Kegotongroyongan mereka nampak pada salah satu kegiatan yaitu saling bahu-membahu ketika ada agama lain sedang ada hajatan. Tidak hanya itu, dalam hal beribadah mereka saling menghormati satu sama lain. Sikap toleransi ini nampak jelas karena dari ketiga agama ini memiki tempat peribadatan yang jaraknya amat dekat antara satu dengan lainnya. Masjid dengan pura hanya berjarak sekitar 5 meter sedangkan gereja GKJW dengan hanya dipisah oleh sebuah lapangan.

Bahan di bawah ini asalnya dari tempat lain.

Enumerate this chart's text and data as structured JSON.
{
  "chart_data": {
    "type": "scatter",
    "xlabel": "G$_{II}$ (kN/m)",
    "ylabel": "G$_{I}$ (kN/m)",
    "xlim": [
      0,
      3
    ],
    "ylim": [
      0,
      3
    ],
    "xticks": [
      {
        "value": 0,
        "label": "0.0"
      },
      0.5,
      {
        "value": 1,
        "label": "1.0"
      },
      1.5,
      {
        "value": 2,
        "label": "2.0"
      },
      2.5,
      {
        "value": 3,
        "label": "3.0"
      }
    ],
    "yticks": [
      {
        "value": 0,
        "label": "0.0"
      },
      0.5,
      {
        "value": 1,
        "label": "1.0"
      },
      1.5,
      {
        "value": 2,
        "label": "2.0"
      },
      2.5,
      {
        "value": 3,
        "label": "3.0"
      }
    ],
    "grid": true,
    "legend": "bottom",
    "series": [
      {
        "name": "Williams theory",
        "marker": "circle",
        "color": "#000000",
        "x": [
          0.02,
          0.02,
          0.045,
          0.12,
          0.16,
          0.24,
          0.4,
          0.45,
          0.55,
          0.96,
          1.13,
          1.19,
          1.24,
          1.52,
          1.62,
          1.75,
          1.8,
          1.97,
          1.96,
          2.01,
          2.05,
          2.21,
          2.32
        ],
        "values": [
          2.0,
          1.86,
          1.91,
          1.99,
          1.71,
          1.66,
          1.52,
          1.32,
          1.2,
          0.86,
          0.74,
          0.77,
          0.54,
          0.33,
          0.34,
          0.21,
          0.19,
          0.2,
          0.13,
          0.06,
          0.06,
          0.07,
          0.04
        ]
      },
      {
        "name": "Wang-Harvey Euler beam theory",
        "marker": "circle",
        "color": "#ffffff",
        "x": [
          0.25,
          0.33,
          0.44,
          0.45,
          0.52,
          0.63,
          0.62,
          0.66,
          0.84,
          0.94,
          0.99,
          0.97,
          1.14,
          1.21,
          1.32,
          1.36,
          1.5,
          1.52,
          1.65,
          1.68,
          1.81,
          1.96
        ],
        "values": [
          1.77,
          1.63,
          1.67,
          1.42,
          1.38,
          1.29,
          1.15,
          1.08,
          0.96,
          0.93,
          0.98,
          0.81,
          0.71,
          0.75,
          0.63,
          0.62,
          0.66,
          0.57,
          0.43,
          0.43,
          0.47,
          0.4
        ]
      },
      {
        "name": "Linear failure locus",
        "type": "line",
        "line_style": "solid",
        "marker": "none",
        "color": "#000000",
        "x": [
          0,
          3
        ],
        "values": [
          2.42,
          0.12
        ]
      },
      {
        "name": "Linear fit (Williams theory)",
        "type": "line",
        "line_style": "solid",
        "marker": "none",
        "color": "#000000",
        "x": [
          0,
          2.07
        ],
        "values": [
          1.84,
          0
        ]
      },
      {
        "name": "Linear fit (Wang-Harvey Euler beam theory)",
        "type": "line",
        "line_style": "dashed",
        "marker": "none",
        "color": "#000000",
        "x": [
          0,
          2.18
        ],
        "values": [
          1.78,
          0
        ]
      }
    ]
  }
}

Salah satu tokoh agama Islam Desa Balun menyampaikan bahwa umat Islam di Desa Balun tidak mendiskriminasi pemeluk agama lain meskipun muslim mendominasi Desa tersebut. Contohnya saja saat Idul Adha dilaksanakan pada hari Minggu, tepat dengan hari beribadahnya umat Kristen, masyarakatnya bisa mengatur jadwal agar tidak ada yang terganggu. Umat Islam terlebih dahulu merayakan Idul Adha dari pukul 06.00 WIB hingga pukul 09.00 dan selanjutnya kesempatan bagi umat Kristen untuk melakukan peribadatan di gereja. Begitu pula dengan agama hindu bila hari Raya Nyepi jatuh di hari Jum’at di mana umat Islam melaksanakan sholat Jum’at berjamaah di masjid, khotib tidak menggunakan speaker saat berkhotbah agar tidak mengganggu umat Hindu yang merayakan Nyepi. Lampu-lampu yang berada di sekitar Pura pun dimatikan untuk menghargai penganut agama Hindu.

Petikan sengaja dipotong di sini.